Chain Reaction

 

Your vibe attracts your tribe, your energy is contagious, and as you already know what you think about brings about. Your experience here on earth is simply an accumulation of all of your thoughts, feelings, fears and desires combined and brought to life. It’s kind of intimidating at first, realizing how much effort it’s going to be. This constant awareness and attention towards every emotion, thought, down to every word you speak and the people and things you choose to surround your self with. You realize it all actually matters, it’s this never ending domino effect that connects like a million chains attached end by end, moments to memories, pain to healing, love to heartache, birth to life and death. It all actually connects. We are the only ones to blame for our circumstances, because in the end it’s all really perspective.

Your life will change once you realize the importance of valuing yourself, truly focusing on being the best version of your self and simply controlling your thoughts. Life is always going to kick you in the ass every once and a while, serving a purpose, an experience, some kind of awful lesson every now and then. And it’s okay and HUMAN to react, to have a bad day, bad month, bad phase, or bad stage. It happens. Just be aware that that’s simply all it is. It isn’t life. Life is all the gaps in between those bad days, months, phases and stages. It’s the beauty in between the flaws, the happiness before and after the sadness. It’s the knowledge and strength we gain from all the insanity.

When we start valuing ourselves, body, mind and spirit, when we take pride in the minds that teach ours, the souls that touch ours, the food that nourishes our bodies, the energy we surround ourselves with, what and who we choose to invest in… the universe hears us. You will notice the problems or bad situations you found yourself in fade. When you stop allowing people to disrespect you, disrespectful people are no longer drawn to you. When you start valuing your time, you attract people who also value your time. When you are in a state of gratitude you just find more and more things to be grateful for. It’s all a chain reaction, you just have to START.

My story, like yours, is complicated.

In just the last two years I learned that I had to relearn everything. It took me losing everything, starting with what I thought I wanted for a career (After investing five years in my “dream”) and ending up hating the industry, to losing myself in a relationship with a man I thought I loved, to losing one of my closest friends to an overdose, then my father a few months after, then learning I had way more “For a good time friends” than “Through the bad time friends” and having to deal with all of this, completely alone. Surrounded by people and situations that filled my mind with negativity and body with bad vibes. My body was telling me subconsciously constantly that I needed change, our bodies communicate to us through sickness, depression and anxiety. It took rock bottom for me to gain sight of what was ahead, what was going to be my reality once I climbed the fuck out of that hole.

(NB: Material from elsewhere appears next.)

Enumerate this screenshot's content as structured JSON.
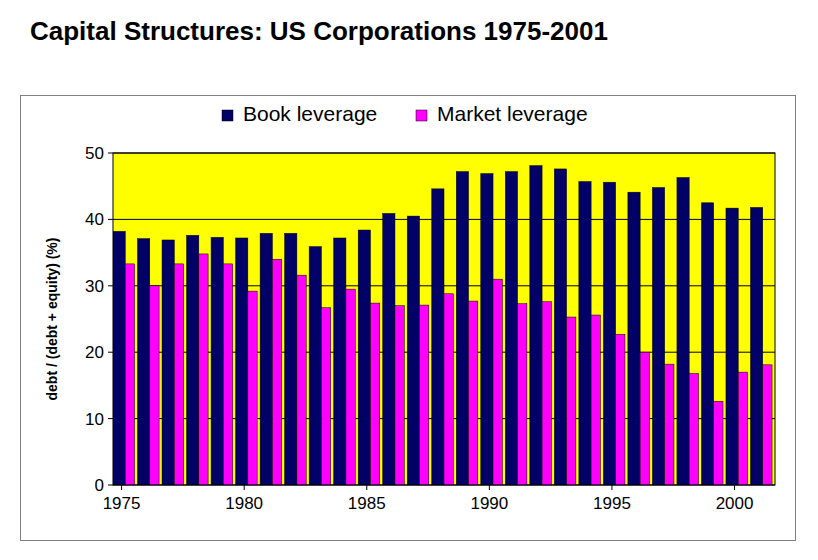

I started with one small thing at a time.. Cut off people that were far from friends or held me back.. and ended up making new friends that were on the same path. Then I focused on how GRATEFUL I was for this change. Next. Left a relationship that was unhealthy and left me feeling broken.. Ended up finding a love for myself I never knew possible and fell in love with my own company. Then I focused on how GRATEFUL I was for this change. Next. Started paying attention to what I as putting into my body, quit eating most meat, started eating less processed foods, and felt my body and mind’s gratitude. And it’s just been this never ending cycle every since I made up my mind that I was over all the bullshit. The fake friendships, social media appearances, working for people who didn’t value me, saying yes to things I didn’t even want to do. Doing things with/for people that left me feeling like shit the next day. And now even after a horrible day I sit in bed with my pets and I say thank you. Thank you for taking me through trouble waters where my enemies couldn’t swim. Thank you for showing me my worth through people who didn’t. Thank you for teaching me through sickness and sadness what it feels like to be healthy and happy.

It’s all connected. And it’s contagious, your healing is our healing. You making these changes will inspire others to make changes, big or small doesn’t matter, just start, at least try. Start loving your self enough to say no to others, start surrounding yourself with good people or no people, start forgiving your self, start forgiving others, start saying fuck it to the things you don’t want to do. Start saying fuck it and go for the things you do want. And be grateful for every tiny step you make, one step is better than no step. Moving towards something is always better than that comfort of being still. Take the risk, it always leads to something bigger.